Sie sterben nicht aus. Das Männchen trägt meist schlichtes kurzes Haar oder Pilzkopf, das Weibchen ist oft zu stark geschminkt und bändigt die Haarmassen mit allerlei Tüchern, Spangen und Gummis. Beide Geschlechter tragen mattschwarz schimmernden Stoff, haben sich aber in den letzten Jahren besser ihrer Umgebung angepaßt. Gerade heute können einige der wenigen verbliebenen Exemplare besichtigt werden. Diese haben sich unter dem Namen Bumble Bees zusammengeschlossen und spielen, ganz wie es sich ihrer Art geziemt, melodischen Gitarrenpop mit heftigen 60ies-Einflüssen, der allerdings das Psychedelische vermissen läßt. Das vor allem wegen der allzu klaren und optimistischen Stimme von Sängerin Betty Fürstenau. Trotzdem solider Pop. Damals in den Sechzigern hieß der Gegensatz Beatles contra Stones. Heute heißt er Bumble Bees contra Profanes. Letztere sind ebenfalls in jener glorreichen Dekade verankert, aber haben eine wesentlich lakonischere und leicht lärmigere Herangehensweise. Das ist zwar immer noch nicht psychedelisch, aber immerhin nett stahlblau und ein kleines bißchen gemein. Es gibt Leute, die machen mit sowas Karriere (siehe Element of Crime). Leider aber völlig überholt und vom Aussterben bedroht. Aber auch eine zähe Sorte.

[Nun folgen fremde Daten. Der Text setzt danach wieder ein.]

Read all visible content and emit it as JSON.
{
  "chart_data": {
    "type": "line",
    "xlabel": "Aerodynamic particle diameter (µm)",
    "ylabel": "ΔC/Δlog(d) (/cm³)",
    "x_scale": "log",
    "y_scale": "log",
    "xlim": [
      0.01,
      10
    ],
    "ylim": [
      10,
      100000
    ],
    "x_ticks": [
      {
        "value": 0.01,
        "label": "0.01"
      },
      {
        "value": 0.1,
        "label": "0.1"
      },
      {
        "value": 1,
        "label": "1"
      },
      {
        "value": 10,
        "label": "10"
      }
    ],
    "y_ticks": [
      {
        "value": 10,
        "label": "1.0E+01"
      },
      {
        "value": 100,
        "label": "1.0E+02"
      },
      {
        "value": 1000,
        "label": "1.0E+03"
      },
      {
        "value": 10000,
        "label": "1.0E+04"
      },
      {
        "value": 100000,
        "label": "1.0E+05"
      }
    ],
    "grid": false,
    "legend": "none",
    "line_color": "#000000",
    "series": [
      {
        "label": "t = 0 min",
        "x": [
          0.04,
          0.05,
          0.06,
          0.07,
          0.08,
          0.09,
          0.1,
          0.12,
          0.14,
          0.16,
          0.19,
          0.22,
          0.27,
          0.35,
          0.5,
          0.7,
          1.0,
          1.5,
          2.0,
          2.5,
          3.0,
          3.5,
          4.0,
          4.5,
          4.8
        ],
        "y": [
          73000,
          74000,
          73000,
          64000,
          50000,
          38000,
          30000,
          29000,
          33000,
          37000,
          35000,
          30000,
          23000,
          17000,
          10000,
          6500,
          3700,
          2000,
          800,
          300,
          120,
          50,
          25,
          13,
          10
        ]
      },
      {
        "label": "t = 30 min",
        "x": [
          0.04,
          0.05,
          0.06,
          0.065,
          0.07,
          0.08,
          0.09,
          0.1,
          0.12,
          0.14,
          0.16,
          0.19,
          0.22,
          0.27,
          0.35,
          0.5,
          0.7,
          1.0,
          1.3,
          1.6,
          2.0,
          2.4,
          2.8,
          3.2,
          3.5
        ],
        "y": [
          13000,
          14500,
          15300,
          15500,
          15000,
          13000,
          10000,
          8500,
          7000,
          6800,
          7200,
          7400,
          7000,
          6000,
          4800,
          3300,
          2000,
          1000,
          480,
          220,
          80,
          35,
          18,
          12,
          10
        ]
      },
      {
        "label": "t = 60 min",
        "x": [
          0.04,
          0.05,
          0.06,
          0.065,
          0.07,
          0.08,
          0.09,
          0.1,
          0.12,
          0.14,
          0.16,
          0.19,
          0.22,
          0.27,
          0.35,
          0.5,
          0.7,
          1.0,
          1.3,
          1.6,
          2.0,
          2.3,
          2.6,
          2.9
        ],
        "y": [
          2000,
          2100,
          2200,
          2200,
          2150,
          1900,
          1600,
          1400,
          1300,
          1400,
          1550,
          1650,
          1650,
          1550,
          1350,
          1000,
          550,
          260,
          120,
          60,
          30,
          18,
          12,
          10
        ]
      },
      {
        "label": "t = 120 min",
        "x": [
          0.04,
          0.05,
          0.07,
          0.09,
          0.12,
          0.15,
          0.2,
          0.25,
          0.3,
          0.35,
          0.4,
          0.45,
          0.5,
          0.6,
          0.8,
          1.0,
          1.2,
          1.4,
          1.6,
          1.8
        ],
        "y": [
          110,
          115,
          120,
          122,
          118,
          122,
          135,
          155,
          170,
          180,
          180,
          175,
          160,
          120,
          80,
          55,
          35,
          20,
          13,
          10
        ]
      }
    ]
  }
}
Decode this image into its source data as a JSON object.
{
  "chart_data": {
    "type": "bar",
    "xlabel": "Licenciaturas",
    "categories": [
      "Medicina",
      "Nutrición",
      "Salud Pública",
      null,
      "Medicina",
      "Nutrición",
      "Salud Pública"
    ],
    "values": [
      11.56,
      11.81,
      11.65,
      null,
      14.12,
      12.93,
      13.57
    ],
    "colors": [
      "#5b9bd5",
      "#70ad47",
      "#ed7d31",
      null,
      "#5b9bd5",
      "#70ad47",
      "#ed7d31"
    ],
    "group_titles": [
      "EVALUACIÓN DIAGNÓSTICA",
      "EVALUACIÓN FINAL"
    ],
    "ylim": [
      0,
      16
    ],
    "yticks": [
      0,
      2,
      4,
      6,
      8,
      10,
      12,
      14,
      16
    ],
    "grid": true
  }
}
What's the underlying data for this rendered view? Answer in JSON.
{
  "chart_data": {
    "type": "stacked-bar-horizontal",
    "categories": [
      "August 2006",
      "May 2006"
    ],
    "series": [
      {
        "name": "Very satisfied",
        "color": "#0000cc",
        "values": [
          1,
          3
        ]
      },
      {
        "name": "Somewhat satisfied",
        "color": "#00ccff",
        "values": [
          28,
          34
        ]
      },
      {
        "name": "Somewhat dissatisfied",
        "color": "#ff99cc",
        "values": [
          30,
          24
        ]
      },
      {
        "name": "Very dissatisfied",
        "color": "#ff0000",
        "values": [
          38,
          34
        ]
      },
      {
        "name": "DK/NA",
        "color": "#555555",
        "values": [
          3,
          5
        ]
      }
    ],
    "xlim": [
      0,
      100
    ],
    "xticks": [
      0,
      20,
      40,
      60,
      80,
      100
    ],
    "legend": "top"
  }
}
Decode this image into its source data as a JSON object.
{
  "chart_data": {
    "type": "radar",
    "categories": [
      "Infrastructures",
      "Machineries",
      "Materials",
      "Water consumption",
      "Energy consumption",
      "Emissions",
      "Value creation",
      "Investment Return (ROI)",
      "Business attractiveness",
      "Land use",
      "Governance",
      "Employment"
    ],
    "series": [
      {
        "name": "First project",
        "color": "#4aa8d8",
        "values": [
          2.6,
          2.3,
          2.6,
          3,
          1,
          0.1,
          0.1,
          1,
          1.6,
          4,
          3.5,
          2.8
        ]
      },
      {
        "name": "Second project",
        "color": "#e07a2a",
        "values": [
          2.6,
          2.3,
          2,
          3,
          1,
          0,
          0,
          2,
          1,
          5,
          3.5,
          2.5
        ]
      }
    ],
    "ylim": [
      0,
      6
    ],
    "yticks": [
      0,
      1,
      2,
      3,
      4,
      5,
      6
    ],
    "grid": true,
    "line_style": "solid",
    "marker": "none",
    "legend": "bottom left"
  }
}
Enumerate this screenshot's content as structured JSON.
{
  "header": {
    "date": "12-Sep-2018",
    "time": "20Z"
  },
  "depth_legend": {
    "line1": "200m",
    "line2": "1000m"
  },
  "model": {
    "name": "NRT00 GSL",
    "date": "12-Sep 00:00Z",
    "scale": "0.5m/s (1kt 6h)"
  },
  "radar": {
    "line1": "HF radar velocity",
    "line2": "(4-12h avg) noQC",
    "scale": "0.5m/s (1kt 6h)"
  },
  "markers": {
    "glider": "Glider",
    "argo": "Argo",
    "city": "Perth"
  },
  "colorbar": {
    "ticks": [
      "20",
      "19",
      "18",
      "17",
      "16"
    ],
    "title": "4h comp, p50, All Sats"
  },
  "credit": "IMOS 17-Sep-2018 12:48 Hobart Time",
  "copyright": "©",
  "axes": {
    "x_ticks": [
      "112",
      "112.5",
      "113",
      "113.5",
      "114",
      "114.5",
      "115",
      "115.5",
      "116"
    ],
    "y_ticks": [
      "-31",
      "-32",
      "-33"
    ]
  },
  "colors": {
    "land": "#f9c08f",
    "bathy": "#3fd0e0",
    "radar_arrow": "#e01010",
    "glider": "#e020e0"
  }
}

Am 31.1. um 21 Uhr im Wasserturm Kreuzberg, Kopischstraße 7

Die Hamburger Erosion gehören zur ersten Liga im deutschen Metal, auch oder gerade weil sie sich nie eindeutig einer der splitternden Stilrichtungen zuordnen ließen. Weder musikalisch, noch durch Eigendeklaration. Für Speed- oder Trashmetal immer zu intelligent, für Hardcore zu schnell, zu brutal, zu hektisch. Genau der Weg quer durch die herumstehenden Stühle, um einen Notausgang aus dem Ghetto des deutschen Hardcores zu finden. Weg von den platten politischen Parolen und dem so unausweichlich dazugehörigen Dumpfrock, hin zu differenzierterer Musik, die in ihrer Kompromißlosigkeit zwar erstmal ein Schock für die Puristen sein mag, aber immerhin nicht vor 15 Jahren stehen geblieben ist. Politisch korrekt sind sie trotzdem: Texte über/gegen Zivil/ Kriegsdienst, Religion, Sterbehilfe, ohne sich dabei mit den genreüblichen Slogans zufriedenzugeben. Daß man bei dem Kotzgesang aber leider nicht allzu viel versteht, soll noch angemerkt werden, wird der erwarteten Klientel aber sowieso egal sein.

Leider genau das Gegenteil demonstrieren Razzia. 1980 gegeündet, sind sie in dem großen Haufen der damaligen Errungenschaften des Punkrocks stecken geblieben. Heroisch herausgedonnerte Refrains bestimmen das Bild, und man fragt sich, warum eine Band sechs Mitglieder braucht, um so langweiligen Polit-Rock zu fabrizieren. Immerhin bilden Erosion und Razzia einen guten Doppelpack, der an einem Abend zeigt, was Punk war, ist und vielleicht sein wird.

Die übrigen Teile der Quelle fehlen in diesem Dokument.